Tuttavia, l’ultima ripresa ha riportato NEAR al di sopra delle sue medie mobili esponenziali a breve termine. Il token sta ora testando un’area di resistenza tecnica vicino a $2,03; una rottura riuscita potrebbe aprire la strada a un rally molto più ampio.
Il grafico giornaliero di NEAR mostra il token impegnato in una rottura di un pattern a cuneo discendente che si è sviluppato dalla fine di maggio.
Un cuneo discendente si forma quando il prezzo declina tra due trendline discendenti convergenti. La struttura tipicamente si risolve al rialzo quando gli acquirenti spingono il prezzo al di sopra della trendline superiore.
NEAR sembra aver superato la resistenza del cuneo intorno a $1,95–$2,00. Tuttavia, i rialzisti hanno ancora bisogno di una chiusura giornaliera decisa al di sopra del livello di ritracciamento di Fibonacci 0,236, vicino a $2,03, per confermare la rottura.
Un movimento confermato sopra $2,03 potrebbe portare NEAR verso i prossimi livelli di resistenza di Fibonacci a $2,18, $2,30 e $2,43. Una rottura completa del cuneo porrebbe poi nel mirino il massimo di fine maggio vicino a $2,82, rappresentando un incremento di circa il 45% rispetto ai prezzi attuali.
NEAR ha inoltre riconquistato le sue medie mobili esponenziali a 20 giorni (verde) e a 50 giorni (rosso) intorno a $1,95–$1,96.
Nel frattempo, il suo indice di forza relativa (RSI) giornaliero si è ristabilito intorno a 52, suggerendo un miglioramento del momentum senza entrare in territorio di ipercomprato oltre il livello di 70.
Lo scenario rialzista potrebbe indebolirsi se NEAR dovesse ricadere al di sotto del cuneo e perdere la zona di supporto a $1,78–$1,81, che include la EMA a 200 giorni (blu).
Il tentativo di breakout di NEAR arriva mentre diverse importanti criptovalute legate all’AI sovraperformano il mercato più ampio.
Nell’ultima settimana, TAO di Bittensor (TAO) ha guadagnato il 5,5%, RENDER è salita del 6,1% e l’Artificial Superintelligence Alliance FET ha registrato un progresso del 4,6%. In confronto, il mercato complessivo delle criptovalute è sceso di circa l’1,4% nello stesso periodo.
La divergenza su base mensile è più marcata. TAO ha guadagnato il 27,1%, FET il 24%, Render il 15,2%, Virtuals Protocol il 16,2% e Kaito quasi il 47,5%.

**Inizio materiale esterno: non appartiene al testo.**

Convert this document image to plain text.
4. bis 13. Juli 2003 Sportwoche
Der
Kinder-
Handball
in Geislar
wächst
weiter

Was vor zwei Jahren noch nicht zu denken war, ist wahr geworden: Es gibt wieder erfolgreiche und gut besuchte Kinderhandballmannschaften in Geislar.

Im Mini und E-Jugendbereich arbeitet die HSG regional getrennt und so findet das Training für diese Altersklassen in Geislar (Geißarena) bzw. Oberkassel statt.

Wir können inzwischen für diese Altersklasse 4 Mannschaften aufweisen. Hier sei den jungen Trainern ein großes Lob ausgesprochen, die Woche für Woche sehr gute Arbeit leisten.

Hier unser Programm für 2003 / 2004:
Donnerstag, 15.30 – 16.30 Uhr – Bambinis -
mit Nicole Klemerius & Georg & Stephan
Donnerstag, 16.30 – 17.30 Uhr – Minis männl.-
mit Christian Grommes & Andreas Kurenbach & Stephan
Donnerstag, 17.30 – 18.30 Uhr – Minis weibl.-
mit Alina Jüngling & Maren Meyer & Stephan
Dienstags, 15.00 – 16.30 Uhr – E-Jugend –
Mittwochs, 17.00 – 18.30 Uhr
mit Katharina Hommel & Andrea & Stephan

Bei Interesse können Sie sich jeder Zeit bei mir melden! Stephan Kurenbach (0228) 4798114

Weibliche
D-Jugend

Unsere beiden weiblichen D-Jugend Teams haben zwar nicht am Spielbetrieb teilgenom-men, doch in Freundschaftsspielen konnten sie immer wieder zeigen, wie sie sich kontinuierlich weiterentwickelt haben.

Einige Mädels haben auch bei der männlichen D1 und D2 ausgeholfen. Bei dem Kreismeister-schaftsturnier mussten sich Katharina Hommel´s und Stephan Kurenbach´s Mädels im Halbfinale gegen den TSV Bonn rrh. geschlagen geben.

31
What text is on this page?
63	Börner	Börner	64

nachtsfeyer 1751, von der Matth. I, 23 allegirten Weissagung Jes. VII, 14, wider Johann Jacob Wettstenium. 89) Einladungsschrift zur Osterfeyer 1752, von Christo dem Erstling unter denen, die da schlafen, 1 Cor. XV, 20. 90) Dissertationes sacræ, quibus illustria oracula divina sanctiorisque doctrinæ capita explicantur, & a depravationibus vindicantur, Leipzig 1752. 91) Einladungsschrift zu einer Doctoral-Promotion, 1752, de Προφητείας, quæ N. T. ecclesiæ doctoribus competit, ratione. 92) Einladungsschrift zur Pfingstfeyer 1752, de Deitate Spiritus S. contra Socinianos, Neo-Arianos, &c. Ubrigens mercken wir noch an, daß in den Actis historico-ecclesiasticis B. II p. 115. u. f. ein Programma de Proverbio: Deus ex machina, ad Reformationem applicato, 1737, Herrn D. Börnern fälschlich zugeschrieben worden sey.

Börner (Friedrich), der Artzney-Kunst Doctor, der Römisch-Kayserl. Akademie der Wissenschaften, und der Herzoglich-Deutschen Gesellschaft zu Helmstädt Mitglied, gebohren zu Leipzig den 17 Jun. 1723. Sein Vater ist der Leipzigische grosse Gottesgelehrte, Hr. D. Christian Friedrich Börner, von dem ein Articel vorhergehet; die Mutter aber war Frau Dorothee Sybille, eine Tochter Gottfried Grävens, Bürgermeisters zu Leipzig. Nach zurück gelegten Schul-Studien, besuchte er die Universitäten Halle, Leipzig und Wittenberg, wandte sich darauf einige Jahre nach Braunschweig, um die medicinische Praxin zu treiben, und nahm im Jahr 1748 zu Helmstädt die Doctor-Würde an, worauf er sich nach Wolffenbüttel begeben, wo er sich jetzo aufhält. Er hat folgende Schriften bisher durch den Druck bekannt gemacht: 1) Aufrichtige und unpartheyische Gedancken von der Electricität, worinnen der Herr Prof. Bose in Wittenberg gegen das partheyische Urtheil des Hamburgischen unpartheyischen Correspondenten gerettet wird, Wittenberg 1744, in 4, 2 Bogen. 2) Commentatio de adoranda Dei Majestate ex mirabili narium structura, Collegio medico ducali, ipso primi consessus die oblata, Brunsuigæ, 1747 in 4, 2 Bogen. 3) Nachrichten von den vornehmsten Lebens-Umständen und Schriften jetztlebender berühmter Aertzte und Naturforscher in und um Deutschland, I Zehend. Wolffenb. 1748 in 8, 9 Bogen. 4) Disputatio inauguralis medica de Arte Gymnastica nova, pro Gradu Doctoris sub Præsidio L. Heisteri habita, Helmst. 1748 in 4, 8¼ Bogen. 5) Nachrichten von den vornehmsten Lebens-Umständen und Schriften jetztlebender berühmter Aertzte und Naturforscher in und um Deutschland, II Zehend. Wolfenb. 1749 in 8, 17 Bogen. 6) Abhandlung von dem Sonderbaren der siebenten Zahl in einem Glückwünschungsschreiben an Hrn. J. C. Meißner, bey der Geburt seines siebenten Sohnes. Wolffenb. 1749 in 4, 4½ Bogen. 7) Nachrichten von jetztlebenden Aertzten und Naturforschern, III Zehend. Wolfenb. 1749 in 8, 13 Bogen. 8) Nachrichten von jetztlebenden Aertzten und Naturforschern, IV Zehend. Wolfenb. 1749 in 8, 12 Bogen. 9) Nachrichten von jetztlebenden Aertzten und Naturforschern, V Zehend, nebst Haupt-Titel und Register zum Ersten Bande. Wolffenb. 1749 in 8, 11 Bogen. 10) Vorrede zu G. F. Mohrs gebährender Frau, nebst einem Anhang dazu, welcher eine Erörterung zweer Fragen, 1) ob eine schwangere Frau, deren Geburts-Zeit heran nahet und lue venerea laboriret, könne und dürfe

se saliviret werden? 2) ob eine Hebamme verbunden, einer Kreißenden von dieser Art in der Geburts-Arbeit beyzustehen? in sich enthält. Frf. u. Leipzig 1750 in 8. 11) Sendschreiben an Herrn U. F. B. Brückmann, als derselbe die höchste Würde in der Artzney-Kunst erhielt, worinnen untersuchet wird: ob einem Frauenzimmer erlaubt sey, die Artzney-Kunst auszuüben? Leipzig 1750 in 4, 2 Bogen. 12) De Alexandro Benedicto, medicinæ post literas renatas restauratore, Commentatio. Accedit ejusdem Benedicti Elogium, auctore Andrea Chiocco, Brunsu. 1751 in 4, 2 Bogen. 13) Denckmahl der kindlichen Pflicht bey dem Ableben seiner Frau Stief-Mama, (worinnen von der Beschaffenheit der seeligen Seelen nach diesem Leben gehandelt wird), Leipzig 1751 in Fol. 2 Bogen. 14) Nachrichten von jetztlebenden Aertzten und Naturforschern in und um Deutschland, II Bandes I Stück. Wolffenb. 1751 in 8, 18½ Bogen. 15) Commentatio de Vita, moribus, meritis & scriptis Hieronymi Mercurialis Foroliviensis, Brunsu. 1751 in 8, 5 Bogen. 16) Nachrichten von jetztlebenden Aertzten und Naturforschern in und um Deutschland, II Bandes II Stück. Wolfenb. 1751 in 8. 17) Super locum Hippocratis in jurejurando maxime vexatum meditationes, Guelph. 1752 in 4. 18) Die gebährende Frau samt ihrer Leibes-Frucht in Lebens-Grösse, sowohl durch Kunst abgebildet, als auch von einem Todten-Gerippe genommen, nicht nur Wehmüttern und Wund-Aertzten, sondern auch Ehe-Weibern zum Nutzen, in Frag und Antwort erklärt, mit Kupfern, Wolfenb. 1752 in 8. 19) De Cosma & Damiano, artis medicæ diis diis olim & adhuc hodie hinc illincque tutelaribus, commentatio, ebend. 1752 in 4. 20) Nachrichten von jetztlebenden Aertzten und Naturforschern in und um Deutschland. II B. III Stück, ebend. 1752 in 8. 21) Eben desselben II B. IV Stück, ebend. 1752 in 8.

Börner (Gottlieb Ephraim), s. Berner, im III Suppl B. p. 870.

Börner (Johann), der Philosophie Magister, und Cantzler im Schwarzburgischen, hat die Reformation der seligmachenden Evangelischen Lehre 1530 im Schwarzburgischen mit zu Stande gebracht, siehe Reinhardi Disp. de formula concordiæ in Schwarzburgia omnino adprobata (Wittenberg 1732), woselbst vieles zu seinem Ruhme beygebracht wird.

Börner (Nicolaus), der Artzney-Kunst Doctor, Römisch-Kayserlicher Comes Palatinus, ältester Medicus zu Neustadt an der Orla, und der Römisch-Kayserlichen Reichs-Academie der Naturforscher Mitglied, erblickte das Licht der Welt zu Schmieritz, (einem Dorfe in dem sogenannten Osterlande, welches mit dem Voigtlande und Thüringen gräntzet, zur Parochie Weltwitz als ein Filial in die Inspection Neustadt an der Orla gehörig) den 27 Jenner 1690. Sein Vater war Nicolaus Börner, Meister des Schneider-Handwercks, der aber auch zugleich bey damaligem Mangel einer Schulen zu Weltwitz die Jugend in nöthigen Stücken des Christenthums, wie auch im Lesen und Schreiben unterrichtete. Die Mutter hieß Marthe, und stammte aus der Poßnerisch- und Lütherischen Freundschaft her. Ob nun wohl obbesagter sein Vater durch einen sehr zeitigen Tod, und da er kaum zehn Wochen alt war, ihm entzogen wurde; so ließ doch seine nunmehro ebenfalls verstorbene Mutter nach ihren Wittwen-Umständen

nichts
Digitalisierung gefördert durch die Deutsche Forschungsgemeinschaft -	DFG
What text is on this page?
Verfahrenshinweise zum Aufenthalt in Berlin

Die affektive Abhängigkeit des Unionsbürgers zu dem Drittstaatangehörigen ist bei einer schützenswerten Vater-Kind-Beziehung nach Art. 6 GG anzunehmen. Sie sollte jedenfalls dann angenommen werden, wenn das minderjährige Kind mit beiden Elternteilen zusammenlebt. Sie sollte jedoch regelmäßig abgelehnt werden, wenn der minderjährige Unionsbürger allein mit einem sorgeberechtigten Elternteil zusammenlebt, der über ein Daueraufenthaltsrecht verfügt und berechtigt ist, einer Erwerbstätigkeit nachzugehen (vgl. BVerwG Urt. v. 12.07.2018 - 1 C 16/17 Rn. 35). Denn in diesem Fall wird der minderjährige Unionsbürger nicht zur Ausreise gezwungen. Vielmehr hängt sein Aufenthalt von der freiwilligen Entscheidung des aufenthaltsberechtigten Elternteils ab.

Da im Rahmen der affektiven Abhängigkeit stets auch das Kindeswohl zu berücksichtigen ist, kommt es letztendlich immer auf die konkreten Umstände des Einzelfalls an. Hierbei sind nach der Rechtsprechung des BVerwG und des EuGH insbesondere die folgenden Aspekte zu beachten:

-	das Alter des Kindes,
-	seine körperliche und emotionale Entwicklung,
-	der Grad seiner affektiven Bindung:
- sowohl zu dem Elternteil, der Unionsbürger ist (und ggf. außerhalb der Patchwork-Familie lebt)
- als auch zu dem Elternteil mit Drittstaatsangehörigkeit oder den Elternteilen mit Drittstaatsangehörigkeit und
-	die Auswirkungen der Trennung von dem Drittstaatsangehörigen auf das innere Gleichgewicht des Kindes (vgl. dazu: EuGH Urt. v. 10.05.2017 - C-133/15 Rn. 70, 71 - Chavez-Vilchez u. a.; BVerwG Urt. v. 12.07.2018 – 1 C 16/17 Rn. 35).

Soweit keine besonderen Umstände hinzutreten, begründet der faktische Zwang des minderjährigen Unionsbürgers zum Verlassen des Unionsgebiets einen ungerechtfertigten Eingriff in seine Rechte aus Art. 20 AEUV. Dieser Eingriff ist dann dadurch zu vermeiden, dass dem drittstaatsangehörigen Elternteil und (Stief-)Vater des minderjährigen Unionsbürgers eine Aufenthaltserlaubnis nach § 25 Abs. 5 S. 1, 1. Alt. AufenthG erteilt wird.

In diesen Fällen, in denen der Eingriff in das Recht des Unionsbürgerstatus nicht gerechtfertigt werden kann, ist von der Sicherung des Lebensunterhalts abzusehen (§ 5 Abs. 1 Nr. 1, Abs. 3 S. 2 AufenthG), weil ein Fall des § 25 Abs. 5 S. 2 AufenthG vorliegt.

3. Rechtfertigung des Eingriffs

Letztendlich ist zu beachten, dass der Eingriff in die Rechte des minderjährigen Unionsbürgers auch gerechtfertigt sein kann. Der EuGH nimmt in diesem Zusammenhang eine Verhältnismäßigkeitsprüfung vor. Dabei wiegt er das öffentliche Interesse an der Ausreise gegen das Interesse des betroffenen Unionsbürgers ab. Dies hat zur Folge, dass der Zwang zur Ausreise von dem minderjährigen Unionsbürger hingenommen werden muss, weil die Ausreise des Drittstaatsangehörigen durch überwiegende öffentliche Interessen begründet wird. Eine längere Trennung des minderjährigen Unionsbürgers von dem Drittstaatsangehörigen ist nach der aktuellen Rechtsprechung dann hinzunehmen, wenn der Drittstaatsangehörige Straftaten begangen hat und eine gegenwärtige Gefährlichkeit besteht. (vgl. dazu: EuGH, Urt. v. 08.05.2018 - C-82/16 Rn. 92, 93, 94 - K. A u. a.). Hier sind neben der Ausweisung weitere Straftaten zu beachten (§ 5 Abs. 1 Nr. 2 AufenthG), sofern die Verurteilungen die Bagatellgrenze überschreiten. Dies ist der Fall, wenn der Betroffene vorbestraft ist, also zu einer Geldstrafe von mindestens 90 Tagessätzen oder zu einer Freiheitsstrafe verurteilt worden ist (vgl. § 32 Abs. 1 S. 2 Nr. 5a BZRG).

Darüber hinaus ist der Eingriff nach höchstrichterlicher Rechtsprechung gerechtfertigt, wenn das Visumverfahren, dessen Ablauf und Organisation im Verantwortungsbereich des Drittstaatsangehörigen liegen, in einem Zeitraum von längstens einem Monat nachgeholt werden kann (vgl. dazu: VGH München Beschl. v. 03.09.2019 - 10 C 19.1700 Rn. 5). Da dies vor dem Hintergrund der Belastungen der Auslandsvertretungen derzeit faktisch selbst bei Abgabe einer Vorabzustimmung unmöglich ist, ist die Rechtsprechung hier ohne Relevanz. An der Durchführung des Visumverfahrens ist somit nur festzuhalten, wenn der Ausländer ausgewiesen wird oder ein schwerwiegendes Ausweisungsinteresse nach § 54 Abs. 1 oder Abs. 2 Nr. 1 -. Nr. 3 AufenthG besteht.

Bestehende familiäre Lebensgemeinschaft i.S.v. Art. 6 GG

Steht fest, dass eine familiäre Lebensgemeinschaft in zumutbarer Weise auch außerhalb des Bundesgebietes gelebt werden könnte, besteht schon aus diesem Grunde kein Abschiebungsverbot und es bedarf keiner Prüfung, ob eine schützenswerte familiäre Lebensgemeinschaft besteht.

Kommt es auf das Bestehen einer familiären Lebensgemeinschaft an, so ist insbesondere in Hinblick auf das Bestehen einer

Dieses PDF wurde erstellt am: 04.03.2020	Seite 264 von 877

Una continuata rotazione di capitali verso token legati all’AI potrebbe quindi sostenere la rottura del cuneo discendente di NEAR e rafforzare l’ipotesi di un rally verso $2,82.
Yashu Gola è un giornalista e analista di criptovalute con expertise in asset digitali, blockchain e macroeconomia. Fornisce analisi di mercato approfondite, pattern nei grafici tecnici e intuizioni sugli impatti economici globali. Il suo lavoro colma il divario tra la finanza tradizionale e le criptovalute, offrendo consigli pratici e contenuti educativi. Appassionato del ruolo della blockchain nella finanza, studia la finanza comportamentale per prevedere le tendenze delle memecoin.